The security guarantee of the Strait of Dover area is key to ensuring military and commercial connections between France and the British Isles. Similarly to the Netherlands, it was crucial for the British Empire, as was the case with the oceanic trade routes of the, so called, Imperial lines, a violation of which led to the British Empire’s military involvement in armed conflict. In the Mediterranean, the British fleet had to control the route leading through Gibraltar-Malta-Cyprus-Suez-Gulf of Aden and further to India and the Far East.
The British Empire dominated the world’s seas and oceans, but it did not have sufficient opportunities to achieve supremacy in Europe alone. The status of the actual sea hegemon allowed the British Empire to choose convenient moments and the extent of its forces’ involvement in any land area acting as a global arbitrator / guarantor of the systemic balance of power.
This strategy consisted of antagonizing the parties (supporting the weaker against the stronger), not to let one power dominate the European area, so the British Empire was the, so called, balancing force thanks to the use of sophisticated diplomacy in Europe. Thanks to the policy of Splendid Isolation and reserving the right to intervene in Europe, so that a dominant power would not arise, the British Empire gained, so called, strategic time to calculate which side of the conflict is best to take.
A stable, harmoniously developing continental Europe is a prerequisite for international domination. Chaos in Europe leads to the end of the sea hegemon. Economic dynamism is an absolutely required condition for maintaining hegemon status.
The British Empire achieved this status thanks to the industrial revolution and technological advantage. With the beginning of the industrial age and the British promoting their banking system based on the fractional reserve system, business cycles began to appear very regularly. International domination is achieved by control of ports and trade routes, which the British gained by imposing Navigation Acts. The factor that ensures the continuity of global primacy is a highly organized army and cultural attractiveness.
Empires strive to spread the features that make its native society stand out so that the periphery can identify with it. The British became a free trade empire imposing common law, English banking, British land ownership, investor protection, and imposed free trade by limiting state interventionism. In addition, on cultural issues, they disseminated English (which became an international language replacing lingua franca), spread Protestantism, instilled the idea of freedom (individuals) and representative assemblies. Interestingly, they disseminated team sports. The British Empire created the first globalization system.

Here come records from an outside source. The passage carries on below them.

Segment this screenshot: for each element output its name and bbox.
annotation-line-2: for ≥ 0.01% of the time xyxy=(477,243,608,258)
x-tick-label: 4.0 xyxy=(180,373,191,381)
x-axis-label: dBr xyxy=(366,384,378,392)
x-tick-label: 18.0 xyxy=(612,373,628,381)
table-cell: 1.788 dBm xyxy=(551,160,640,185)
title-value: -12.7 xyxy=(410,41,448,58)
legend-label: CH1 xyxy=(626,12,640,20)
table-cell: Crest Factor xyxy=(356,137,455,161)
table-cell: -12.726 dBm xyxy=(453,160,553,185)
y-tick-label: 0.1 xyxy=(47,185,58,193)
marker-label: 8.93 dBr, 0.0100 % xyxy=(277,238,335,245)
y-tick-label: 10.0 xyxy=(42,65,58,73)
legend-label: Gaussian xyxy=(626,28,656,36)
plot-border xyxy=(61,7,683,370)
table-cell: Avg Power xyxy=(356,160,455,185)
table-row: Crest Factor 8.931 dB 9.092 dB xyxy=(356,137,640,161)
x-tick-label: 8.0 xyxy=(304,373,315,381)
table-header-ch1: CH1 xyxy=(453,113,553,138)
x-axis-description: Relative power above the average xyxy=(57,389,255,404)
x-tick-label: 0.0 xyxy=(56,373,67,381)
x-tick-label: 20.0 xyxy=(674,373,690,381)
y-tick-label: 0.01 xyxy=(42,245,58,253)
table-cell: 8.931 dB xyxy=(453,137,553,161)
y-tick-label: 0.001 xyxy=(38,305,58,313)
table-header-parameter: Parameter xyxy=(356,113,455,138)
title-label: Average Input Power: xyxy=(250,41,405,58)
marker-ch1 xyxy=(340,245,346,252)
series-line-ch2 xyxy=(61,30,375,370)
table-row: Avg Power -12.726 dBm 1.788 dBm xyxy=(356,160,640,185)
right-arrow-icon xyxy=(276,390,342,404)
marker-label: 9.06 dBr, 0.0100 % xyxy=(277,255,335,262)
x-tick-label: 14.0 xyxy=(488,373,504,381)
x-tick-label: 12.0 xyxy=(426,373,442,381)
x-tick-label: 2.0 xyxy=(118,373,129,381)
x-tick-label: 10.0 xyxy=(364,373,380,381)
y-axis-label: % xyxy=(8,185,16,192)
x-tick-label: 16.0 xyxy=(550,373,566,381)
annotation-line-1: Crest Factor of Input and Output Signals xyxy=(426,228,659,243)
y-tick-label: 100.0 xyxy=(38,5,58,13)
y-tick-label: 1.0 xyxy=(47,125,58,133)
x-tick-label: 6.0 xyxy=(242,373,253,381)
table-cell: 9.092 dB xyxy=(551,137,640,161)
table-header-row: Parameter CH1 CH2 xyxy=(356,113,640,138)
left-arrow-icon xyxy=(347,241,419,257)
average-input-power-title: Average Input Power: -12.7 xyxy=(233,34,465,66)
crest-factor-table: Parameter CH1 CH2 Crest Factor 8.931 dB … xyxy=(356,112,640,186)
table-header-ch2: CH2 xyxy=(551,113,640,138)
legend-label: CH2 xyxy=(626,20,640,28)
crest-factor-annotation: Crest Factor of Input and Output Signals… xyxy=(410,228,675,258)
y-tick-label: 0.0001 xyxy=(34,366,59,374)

Colonies are the least developed structure of the world’s system, subordinated to better organized unit. The colonies can then be annexed (assignment of sovereignty) to undergo internal political and administrative reorganization in the colony.
Imperial policy of colonialism is to ensure control over production processes and to ensure that no other power will have access to colonial resources or its market (as little as possible). Colonizers, in order to minimize production costs and maximize resource extraction, brought to the colony the innovations achieved thanks to the industrial revolution.
The main geostrategic goals of the hegemon should be: counteracting vassal conspiracies (dependent countries) and maintaining their military dependence, providing security guarantees for their allies at the same time making them submissive to their own strength (not allowing independent expansive policy), preventing from creation of balancing coalition against the hegemon.